この世に生まれると言うことは、嘘偽りの世の中で苦しまなければならないということ。この世は本当にでたらめだ。誕という字は「偽り、でたらめ」を意味する。・・・私はそんな話しは初めてだった。浄土真宗というのはこの世をそんな風に捉えているのか。生まれることは苦しみの世の中を生きていかねばならないということ。これは、ある意味当たっているかも。

話しを聞いていて、どんな人も浄土(あの世)では救われる!というのがいいね。そして姿を変えてまたこの世に戻る。仏様としてあなたを救ってくれる。
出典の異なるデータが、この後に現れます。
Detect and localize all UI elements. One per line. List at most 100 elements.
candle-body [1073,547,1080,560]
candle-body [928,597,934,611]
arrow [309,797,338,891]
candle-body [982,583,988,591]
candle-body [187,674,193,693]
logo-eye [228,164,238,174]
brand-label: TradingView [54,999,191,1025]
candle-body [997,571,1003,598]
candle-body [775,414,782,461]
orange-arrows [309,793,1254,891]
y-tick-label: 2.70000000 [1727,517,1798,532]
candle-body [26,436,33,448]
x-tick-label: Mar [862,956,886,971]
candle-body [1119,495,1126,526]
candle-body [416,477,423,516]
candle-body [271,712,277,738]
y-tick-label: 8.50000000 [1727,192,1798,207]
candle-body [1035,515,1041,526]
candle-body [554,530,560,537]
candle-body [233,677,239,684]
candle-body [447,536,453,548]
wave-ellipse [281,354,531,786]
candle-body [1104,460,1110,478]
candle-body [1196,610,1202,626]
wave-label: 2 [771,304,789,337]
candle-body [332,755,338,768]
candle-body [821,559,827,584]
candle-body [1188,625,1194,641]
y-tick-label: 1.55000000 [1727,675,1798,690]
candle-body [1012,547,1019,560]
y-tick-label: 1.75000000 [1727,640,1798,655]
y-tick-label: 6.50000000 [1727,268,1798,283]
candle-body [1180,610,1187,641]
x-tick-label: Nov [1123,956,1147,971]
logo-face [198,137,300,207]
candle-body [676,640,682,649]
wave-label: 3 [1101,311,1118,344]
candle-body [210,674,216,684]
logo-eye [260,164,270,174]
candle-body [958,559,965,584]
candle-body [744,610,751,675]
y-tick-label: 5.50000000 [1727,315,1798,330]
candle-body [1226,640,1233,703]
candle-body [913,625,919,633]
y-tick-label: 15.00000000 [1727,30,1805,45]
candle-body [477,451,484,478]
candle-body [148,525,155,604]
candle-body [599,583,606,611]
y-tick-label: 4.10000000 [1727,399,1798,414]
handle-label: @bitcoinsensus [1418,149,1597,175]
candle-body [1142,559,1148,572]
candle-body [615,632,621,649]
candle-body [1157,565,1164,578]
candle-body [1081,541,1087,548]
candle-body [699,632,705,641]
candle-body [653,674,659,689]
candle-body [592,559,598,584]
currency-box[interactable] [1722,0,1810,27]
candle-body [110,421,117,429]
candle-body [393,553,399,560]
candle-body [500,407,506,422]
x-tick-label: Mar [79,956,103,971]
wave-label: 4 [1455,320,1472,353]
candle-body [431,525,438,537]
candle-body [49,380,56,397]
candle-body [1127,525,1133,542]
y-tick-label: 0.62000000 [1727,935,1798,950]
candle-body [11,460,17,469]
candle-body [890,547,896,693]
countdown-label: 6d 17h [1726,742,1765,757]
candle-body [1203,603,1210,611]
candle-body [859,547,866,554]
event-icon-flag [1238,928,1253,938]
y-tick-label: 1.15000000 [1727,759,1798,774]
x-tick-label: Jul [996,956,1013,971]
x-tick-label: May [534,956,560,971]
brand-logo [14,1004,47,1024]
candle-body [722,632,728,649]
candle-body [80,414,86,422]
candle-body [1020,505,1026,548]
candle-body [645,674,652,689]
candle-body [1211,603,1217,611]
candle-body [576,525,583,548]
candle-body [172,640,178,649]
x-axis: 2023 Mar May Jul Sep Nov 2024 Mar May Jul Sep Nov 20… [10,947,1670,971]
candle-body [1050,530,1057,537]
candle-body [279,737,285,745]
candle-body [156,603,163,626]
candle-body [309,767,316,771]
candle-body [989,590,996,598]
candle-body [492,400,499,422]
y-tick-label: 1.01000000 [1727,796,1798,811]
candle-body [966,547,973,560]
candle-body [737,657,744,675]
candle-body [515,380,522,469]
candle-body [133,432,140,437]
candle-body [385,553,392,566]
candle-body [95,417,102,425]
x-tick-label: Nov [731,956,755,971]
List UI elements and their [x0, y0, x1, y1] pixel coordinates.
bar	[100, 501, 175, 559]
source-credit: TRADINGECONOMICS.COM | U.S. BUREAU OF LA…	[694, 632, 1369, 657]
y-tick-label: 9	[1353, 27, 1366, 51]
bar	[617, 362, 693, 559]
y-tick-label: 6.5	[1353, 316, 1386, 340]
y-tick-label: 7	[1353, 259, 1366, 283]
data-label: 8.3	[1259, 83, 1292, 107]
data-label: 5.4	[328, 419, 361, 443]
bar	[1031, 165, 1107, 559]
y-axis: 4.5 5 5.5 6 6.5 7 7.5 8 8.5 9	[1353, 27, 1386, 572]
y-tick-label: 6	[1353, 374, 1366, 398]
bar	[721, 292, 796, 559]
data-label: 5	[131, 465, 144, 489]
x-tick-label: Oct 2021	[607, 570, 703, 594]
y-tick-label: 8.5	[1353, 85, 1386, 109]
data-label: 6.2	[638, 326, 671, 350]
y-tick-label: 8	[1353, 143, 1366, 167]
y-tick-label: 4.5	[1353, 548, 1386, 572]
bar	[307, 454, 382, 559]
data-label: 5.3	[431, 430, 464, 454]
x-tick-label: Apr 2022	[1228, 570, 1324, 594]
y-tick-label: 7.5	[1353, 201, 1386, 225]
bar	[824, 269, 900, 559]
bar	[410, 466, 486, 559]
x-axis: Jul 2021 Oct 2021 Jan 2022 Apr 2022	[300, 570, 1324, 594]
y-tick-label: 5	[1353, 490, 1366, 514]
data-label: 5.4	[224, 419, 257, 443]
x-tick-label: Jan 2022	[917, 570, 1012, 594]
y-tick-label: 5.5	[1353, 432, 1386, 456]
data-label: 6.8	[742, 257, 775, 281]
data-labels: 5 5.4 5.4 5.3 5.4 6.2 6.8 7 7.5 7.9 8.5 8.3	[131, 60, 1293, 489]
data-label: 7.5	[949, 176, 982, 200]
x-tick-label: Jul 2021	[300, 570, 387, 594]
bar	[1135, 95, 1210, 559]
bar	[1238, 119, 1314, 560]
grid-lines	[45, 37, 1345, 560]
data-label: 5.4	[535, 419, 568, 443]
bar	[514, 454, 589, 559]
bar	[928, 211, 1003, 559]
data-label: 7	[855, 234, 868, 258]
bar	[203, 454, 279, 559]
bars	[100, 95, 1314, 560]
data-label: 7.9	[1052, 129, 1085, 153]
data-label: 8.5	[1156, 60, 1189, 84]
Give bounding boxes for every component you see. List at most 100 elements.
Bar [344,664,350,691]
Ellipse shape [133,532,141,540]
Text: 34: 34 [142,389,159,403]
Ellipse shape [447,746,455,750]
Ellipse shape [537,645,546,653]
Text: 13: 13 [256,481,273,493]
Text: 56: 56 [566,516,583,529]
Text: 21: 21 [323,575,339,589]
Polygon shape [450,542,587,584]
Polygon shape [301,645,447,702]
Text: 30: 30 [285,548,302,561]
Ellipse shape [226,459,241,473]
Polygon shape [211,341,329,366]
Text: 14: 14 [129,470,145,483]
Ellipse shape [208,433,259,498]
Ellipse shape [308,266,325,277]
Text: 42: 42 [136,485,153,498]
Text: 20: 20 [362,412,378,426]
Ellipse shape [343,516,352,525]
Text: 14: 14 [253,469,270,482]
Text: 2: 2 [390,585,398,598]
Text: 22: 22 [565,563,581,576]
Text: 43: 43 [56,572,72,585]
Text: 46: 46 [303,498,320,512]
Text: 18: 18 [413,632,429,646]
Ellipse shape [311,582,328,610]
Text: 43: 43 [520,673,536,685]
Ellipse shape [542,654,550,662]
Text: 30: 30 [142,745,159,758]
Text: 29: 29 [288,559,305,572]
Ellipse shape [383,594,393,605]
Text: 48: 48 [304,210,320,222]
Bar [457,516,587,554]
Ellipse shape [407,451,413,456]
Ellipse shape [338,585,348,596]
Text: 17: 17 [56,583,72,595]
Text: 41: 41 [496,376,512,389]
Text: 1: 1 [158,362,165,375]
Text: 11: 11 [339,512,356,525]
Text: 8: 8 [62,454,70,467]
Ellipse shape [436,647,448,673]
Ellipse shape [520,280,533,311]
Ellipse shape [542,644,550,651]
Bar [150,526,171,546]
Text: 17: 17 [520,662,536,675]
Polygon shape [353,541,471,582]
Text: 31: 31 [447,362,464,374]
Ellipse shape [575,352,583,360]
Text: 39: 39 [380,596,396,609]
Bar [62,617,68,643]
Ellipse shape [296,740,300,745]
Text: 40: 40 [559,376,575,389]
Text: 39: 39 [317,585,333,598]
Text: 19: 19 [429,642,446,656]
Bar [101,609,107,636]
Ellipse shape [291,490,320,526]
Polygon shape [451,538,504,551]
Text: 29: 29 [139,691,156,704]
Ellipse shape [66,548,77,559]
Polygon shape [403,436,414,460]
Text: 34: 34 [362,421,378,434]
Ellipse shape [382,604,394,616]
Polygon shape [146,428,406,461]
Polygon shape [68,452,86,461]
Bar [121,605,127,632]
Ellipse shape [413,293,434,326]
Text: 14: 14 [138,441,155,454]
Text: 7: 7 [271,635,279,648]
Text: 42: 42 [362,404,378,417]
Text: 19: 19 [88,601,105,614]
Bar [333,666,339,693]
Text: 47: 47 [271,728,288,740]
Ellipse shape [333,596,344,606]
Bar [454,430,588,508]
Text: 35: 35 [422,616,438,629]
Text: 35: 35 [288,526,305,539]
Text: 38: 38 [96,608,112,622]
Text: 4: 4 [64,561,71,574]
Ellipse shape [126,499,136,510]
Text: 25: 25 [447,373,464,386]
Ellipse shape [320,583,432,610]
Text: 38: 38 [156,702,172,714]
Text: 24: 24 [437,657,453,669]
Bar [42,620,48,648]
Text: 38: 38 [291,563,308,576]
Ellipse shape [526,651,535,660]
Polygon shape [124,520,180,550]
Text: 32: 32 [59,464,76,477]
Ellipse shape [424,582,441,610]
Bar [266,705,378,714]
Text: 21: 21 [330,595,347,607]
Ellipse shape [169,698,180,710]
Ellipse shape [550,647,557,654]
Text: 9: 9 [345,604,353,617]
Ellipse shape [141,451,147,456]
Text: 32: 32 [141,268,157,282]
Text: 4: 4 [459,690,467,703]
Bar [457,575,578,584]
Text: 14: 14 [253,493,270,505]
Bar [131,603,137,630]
・・・話しがこんがらがっているかもしれないが、いい話だった。阿弥陀様を呼ぶ方法は「なんまんだぶ、なんまんだぶ」と唱えること。最後の唱和のとき、宗教を信じていない私も、「なんまんだぶ」と何度も言った。言うと心がスッキリした。

そして法事の後、お決まりのお食事コースへ。初七日の時は海を眺めてのご馳走。今回は町中だったので、小さな庭園を眺めて。

親戚での会話も楽しく時が流れた。そして、ママと、別府霊園へ。

係の人にお願いして石室へお骨を納めた。納骨。母親の壺が一つ。2011年から12年一人でここに。その横に一回り大きな花柄の立派な骨壺を安置した。あまりなかの良い夫婦ではなかったが、これからは仲良く仏様として浄土で暮らしてほしい。